Propagation of constructed c-solitary waves

In the section about c-scaling, we looked for an scaling between c-solitary waves. The idea is to be able to use a c-solitary wave as reference and construct others from there. In particular, we constructed the first and third solitary wave from the second one and compared the results. This produced relative errors of around 2% for the stress and x-velocity and around 8% for the y-velocity. In this section we investigate the behavior of these nearly-c-solitary waves as they propagate.

Since these waves are not perfect c-solitary waves, we can’t expect they will propagate in c-media without change in shape. However, we expect they throw away few energy to become perfect c-solitary waves and then propagate without change in shape.

Therefore, what I am mostly concerned about is that the amount of energy that is thrown away is (qualitatively) small and that after this process they behave as c-solitary waves.
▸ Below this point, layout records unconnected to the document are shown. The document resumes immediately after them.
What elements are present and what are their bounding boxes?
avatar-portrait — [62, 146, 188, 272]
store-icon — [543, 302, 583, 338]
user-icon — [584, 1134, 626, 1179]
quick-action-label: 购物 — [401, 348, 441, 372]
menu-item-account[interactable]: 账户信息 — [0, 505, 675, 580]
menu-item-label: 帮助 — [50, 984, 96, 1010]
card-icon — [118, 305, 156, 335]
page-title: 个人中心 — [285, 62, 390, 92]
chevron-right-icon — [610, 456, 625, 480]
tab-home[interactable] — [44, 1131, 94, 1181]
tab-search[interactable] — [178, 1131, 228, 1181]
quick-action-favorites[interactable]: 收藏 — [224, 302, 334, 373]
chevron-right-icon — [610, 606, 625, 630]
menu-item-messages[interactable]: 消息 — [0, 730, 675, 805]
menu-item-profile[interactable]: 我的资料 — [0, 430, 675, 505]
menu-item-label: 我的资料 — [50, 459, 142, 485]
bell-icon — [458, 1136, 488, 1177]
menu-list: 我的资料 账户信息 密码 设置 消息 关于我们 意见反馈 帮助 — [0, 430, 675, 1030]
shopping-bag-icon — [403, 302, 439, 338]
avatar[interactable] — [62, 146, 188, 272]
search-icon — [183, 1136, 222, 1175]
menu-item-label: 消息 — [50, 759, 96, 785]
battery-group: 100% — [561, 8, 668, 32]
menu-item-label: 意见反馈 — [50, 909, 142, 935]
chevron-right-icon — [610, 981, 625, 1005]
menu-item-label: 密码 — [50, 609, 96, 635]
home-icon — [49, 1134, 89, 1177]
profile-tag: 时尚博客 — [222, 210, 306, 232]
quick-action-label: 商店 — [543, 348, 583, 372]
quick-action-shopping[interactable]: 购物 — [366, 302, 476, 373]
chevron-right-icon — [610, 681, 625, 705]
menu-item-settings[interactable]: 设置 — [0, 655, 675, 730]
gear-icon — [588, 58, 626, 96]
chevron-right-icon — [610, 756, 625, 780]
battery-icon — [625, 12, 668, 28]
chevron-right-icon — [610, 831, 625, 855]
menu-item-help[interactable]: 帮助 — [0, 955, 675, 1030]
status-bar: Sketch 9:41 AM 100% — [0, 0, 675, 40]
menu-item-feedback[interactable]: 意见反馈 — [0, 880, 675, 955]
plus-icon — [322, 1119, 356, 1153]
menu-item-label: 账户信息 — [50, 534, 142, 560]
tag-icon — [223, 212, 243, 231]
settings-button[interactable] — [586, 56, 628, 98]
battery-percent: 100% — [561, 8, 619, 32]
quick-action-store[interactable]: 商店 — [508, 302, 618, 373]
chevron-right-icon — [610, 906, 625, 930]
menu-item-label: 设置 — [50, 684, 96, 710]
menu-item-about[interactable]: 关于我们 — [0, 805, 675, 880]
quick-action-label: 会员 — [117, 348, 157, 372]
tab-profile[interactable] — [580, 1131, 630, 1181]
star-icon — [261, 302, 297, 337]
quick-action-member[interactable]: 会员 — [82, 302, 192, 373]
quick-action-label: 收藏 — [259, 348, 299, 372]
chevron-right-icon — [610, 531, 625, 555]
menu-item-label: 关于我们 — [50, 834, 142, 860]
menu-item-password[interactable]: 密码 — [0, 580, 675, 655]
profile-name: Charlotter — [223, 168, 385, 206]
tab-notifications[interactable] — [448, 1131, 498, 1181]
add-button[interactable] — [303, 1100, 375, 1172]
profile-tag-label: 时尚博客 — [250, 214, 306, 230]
See the repo under ‘nwhm/c-dispersion/constructed_c-solitary_waves/plots/sw1’ for a simulation of the stress. In those figures I track down the wave by setting xlim([xm-10 xm+10]) where xm is the location of the maximum point.

It is clear the wave throws away few energy and, afterwards, it propagates without change in shape. We can also measure the speed of this constructed c-solitary wave and see how much it differs from the speed of the actual c-solitary wave. The speed of the constructed c-solitary wave is 1.4056, the speed of the original c-solitary wave is 1.4075 so the relative error is 0.1346%.

I believe these results are much better than what I expected and I can proceed to study the stability of large amplitude c-solitary waves; i.e., see at which speed they become into shocks. I will wait to see if we can get a better scaling though.